The House on Thursday passed the National Defense Authorization Act for fiscal 2023 by a vote of 329 to 101, despite some Democrats expressing concern that a provision in the $840 billion bill would stifle the party’s clean-energy goals as it moves to the Senate, Kelsey Carolan and Elizabeth Crisp report for the Hill. 

The controversial amendment would ban offshore wind developers from using construction boats with multinational crews, requiring instead that they be staffed by U.S. citizens or people from the boat’s origin country. 

Opponents argue that the amendment would derail the nation's renewable-energy goals because the United States does not have enough of its own specialized workforce.

Rep. Jake Auchincloss (Mass.), the only Democratic veteran to vote against the national defense bill, said in a statement that he “cannot vote for a bill that would unnecessarily inflate the Pentagon’s budget at the cost of clean energy jobs in my district.”

Auchincloss also led a letter on Thursday to Senate Commerce Committee Chair Maria Cantwell (D-Wash.) and ranking Republican Roger Wicker (Miss.), asking them to remove the amendment from the Senate companion bill. The letter was signed by 30 other House Democrats.

Democratic voters want more from Biden on climate

More than 80 percent of Democrats think President Biden could be doing much more to combat climate change, according to a new Pew Research Center survey of more than 10,000 adults released Thursday, Nina Lakhani and Oliver Milman report for the Guardian. 

The nationwide survey also found that younger voters in both parties are most frustrated with the pace of political action on environmental issues.

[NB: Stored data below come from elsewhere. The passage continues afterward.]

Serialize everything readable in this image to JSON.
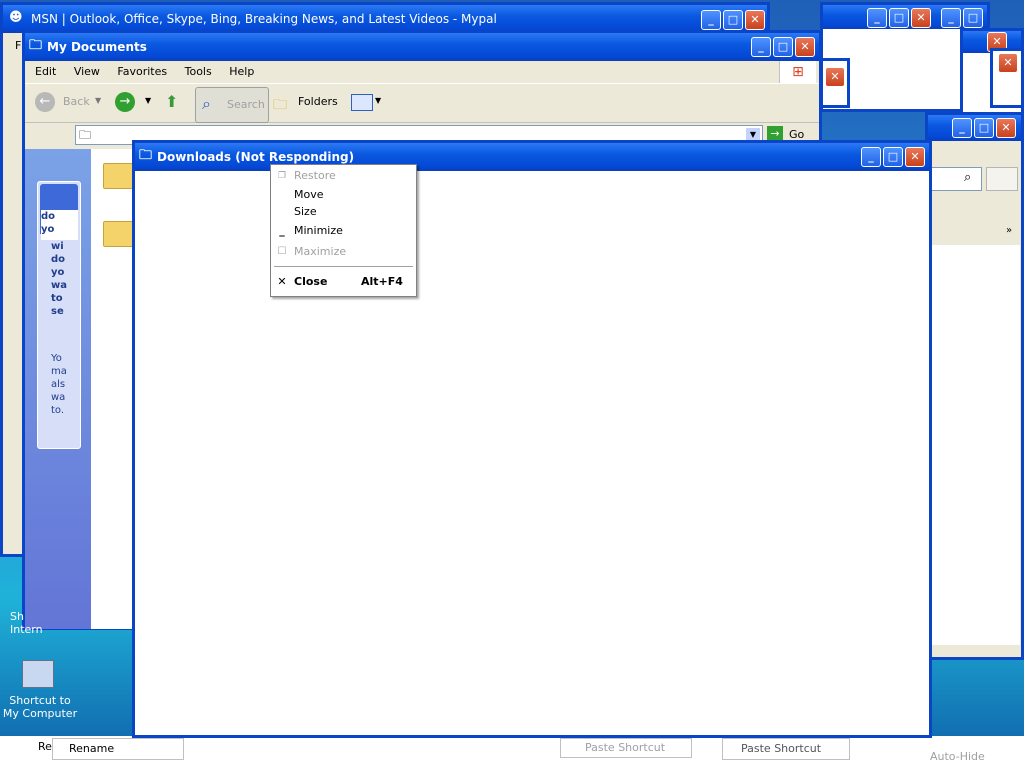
{
  "msn_window": {
    "title": "MSN | Outlook, Office, Skype, Bing, Breaking News, and Latest Videos - Mypal",
    "menu_first_letter": "F"
  },
  "my_documents": {
    "title": "My Documents",
    "menu": [
      "Edit",
      "View",
      "Favorites",
      "Tools",
      "Help"
    ],
    "toolbar": {
      "back": "Back",
      "search": "Search",
      "folders": "Folders"
    },
    "address": {
      "value": "",
      "go": "Go"
    },
    "task_panel": {
      "line1": [
        "do",
        "yo"
      ],
      "line2": [
        "wi",
        "do",
        "yo",
        "wa",
        "to",
        "se"
      ],
      "line3": [
        "Yo",
        "ma",
        "als",
        "wa",
        "to."
      ]
    }
  },
  "downloads_window": {
    "title": "Downloads (Not Responding)"
  },
  "context_menu": {
    "items": [
      {
        "label": "Restore",
        "enabled": false,
        "icon": "restore-icon"
      },
      {
        "label": "Move",
        "enabled": true
      },
      {
        "label": "Size",
        "enabled": true
      },
      {
        "label": "Minimize",
        "enabled": true,
        "icon": "minimize-icon"
      },
      {
        "label": "Maximize",
        "enabled": false,
        "icon": "maximize-icon"
      },
      {
        "label": "Close",
        "enabled": true,
        "icon": "close-icon",
        "shortcut": "Alt+F4",
        "bold": true
      }
    ]
  },
  "desktop": {
    "shortcut_internet_1": "Sh",
    "shortcut_internet_2": "Intern",
    "shortcut_my_computer": "Shortcut to My Computer",
    "left_frag": "Re"
  },
  "bottom_fragments": {
    "rename": "Rename",
    "paste_shortcut_1": "Paste Shortcut",
    "paste_shortcut_2": "Paste Shortcut",
    "auto_hide": "Auto-Hide"
  }
}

The survey was conducted during the first week of May — before the Supreme Court's decision limiting the Environmental Protection Agency's authority to tackle climate pollution from power plants.

Extreme events

Last month was among the warmest Junes on record, reports say

The Earth saw one of its warmest Junes ever recorded last month, according to data released by NASA and the National Oceanic and Atmospheric Administration, Chris Mooney reports for The Washington Post.  

According to NASA’s data set, which includes measurements dating back to 1880, this June was more than about 2 degrees Fahrenheit hotter than an average June in the late 1800s, tying with temperatures from June 2020 as the highest ever. 

NASA's assessment differs slightly from a report released Thursday by NOAA, which concluded that last month was Earth’s sixth-warmest June on record since 1880. The discrepancy is likely because of differences in the agencies' treatment of polar regions, experts said, with NASA’s including more data points from the rapidly warming Arctic and Antarctic. 

Regardless, scientists said the story told by both datasets is the same: Human-induced climate change is worsening extreme heat events.

“The key metrics for global warming are the long-term trends, and this month’s anomalies are in line with that increasing trend,” said Gavin Schmidt, who heads NASA’s Goddard Institute for Space Studies, which produces the data set in question.